Sunday, December 14, 2014

steering column and clutch design complete

I had a few options for steering column placement:

A) This is where other builders go.  This would be great, but my rack, header, and engine conspire to make me need 4 U-joints or a custom header.  Both options sounded bad, so I looked at some alternatives

B) Sneak through the pedal box and come through the firewall as shown.  Would be great and solves all my problems.  There just wasn't enough room.  I would have to modify a bunch of nonsense with the pedals.

C) Chop off some of the extra meat on the clutch master cylinder.  This goes through some pretty important structure on the other side.  No good.

D)  The clutch master cylinder takes up a lot of real estate.  Why not get a more compact one and put the column here (where the master cylinder connections pass through the fire wall)?

E) Reroute the hood release and go above the clutch MC.  I held the column there and turned it.  It felt weird like it would almost bind.  I think u joints shouldn't go past 30° for steering.
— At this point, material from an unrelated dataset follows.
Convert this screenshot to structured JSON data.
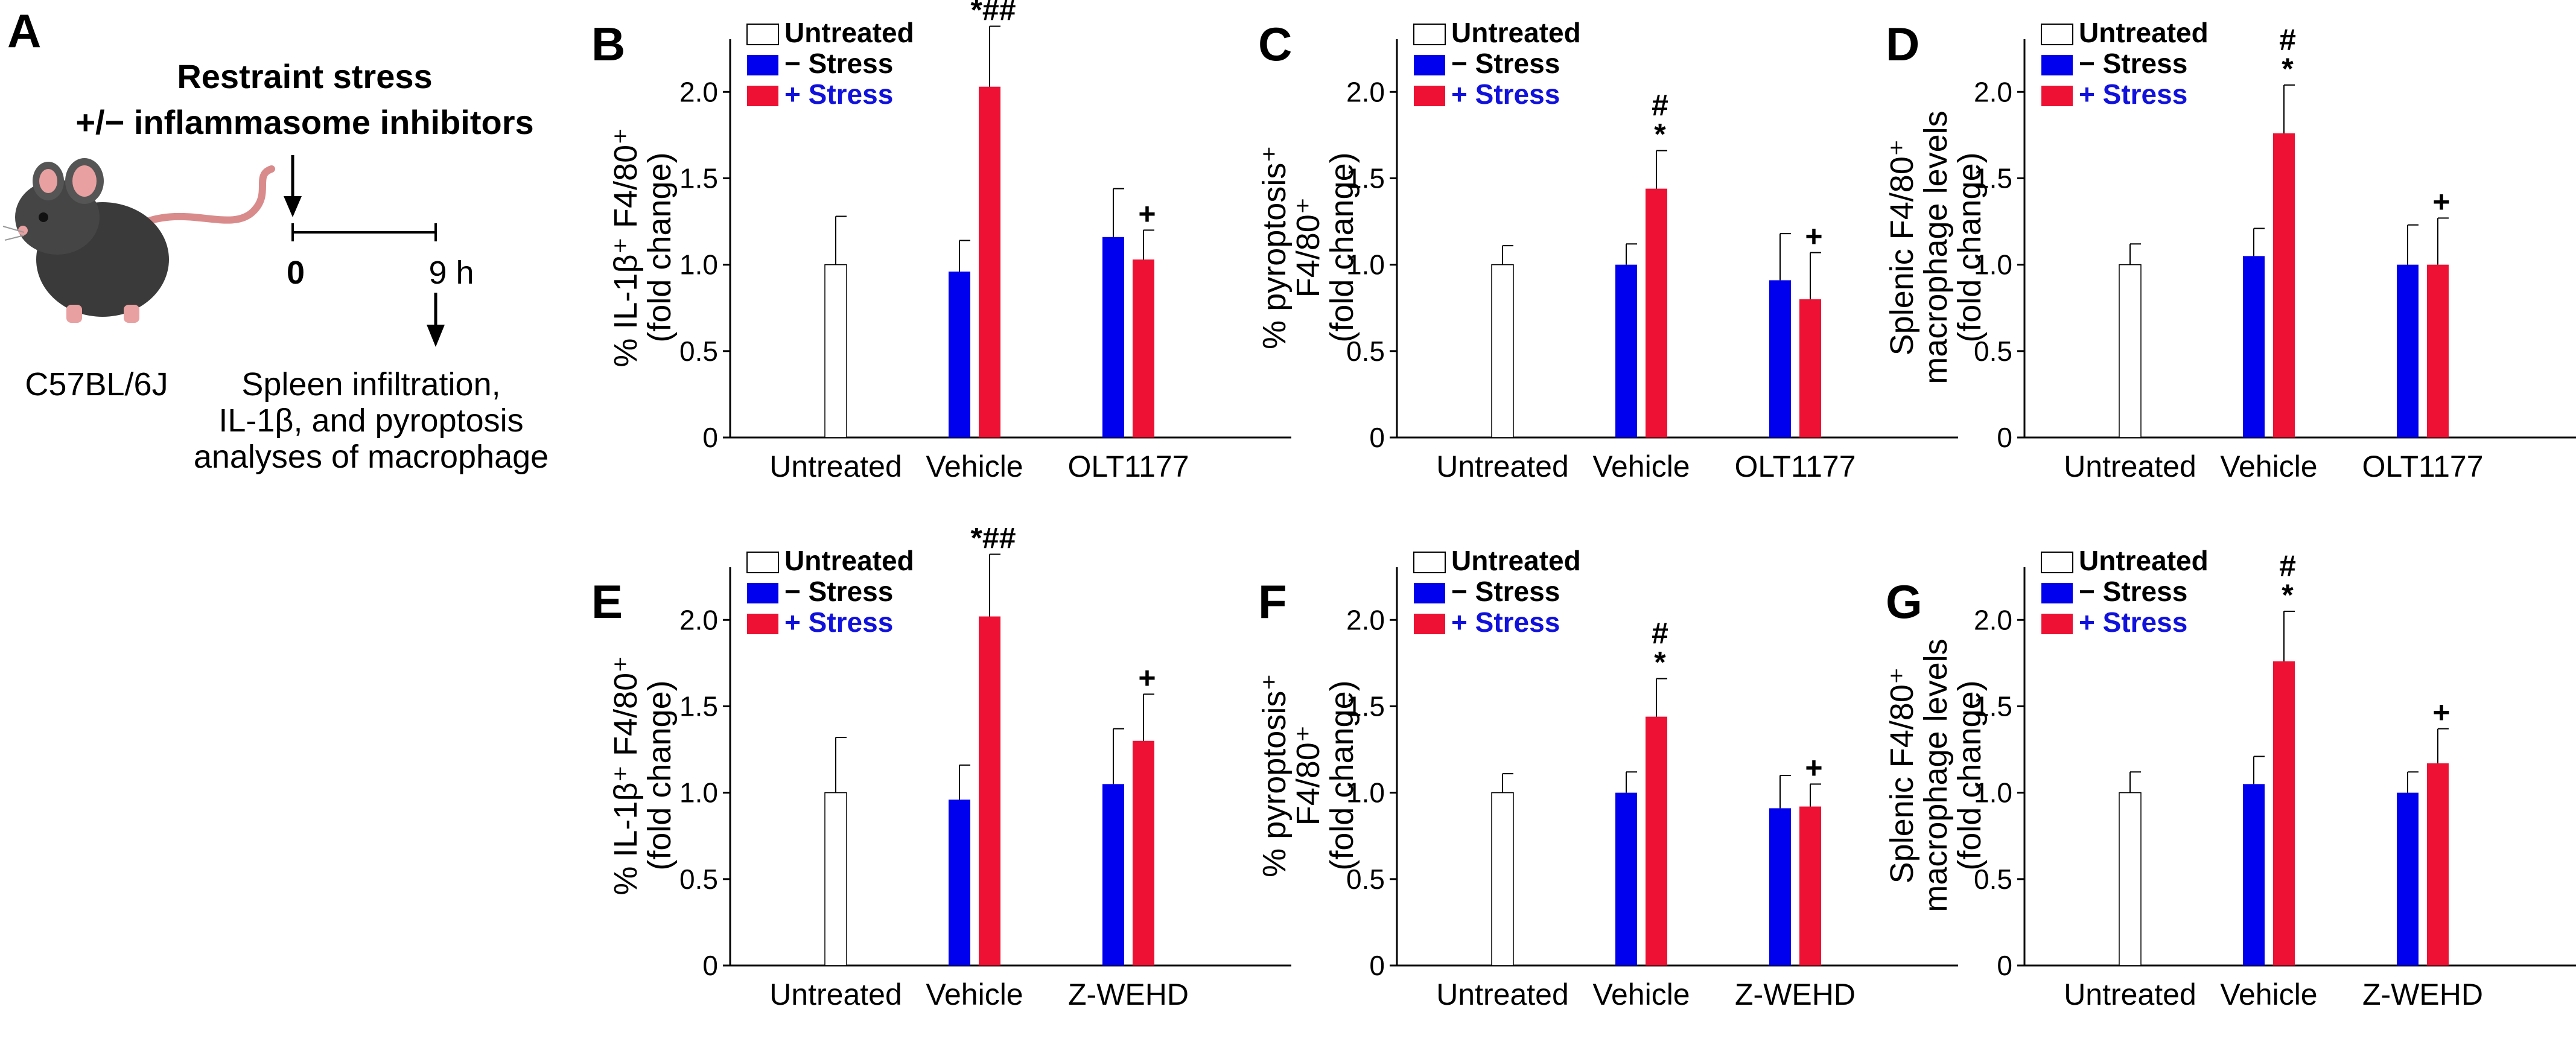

I believe D is the right answer.  A side benefit is no longer needing the weird Ford quick connect and the weird clutch line made.  I decided to just see what a Wilwood MC goes for:


No brainer half the price of a single u joint, and about the same as an autozone kludge job.  The position of the column is so nice now, that I believe I can connect to the rack with one u joint.

This MC can be gotten in a couple bore sizes.  A larger bore will make a stiffer pedal, but more importantly will move the slave further per inch of pedal deflection.   A quick search on the Google suggests about 1.25 inch stroke is needed on the T5 transmission.  

The Wilwood cylinders are 1.4 inch stroke, so I will assume that I should shoot for a similar slave and master bore size.  I measured the slave at .75 inches, so I bought the same for the master.

I also ordered a clutch hose from Autozone.  This is so I can avoid a rigid connection between the transmission and the chassis, and so I can avoid having my hard lines in an area where I am swinging the transmission around during install.  Since I am now 3/8 - 24 thread everywhere, Autozone PN 88257 will work ($10).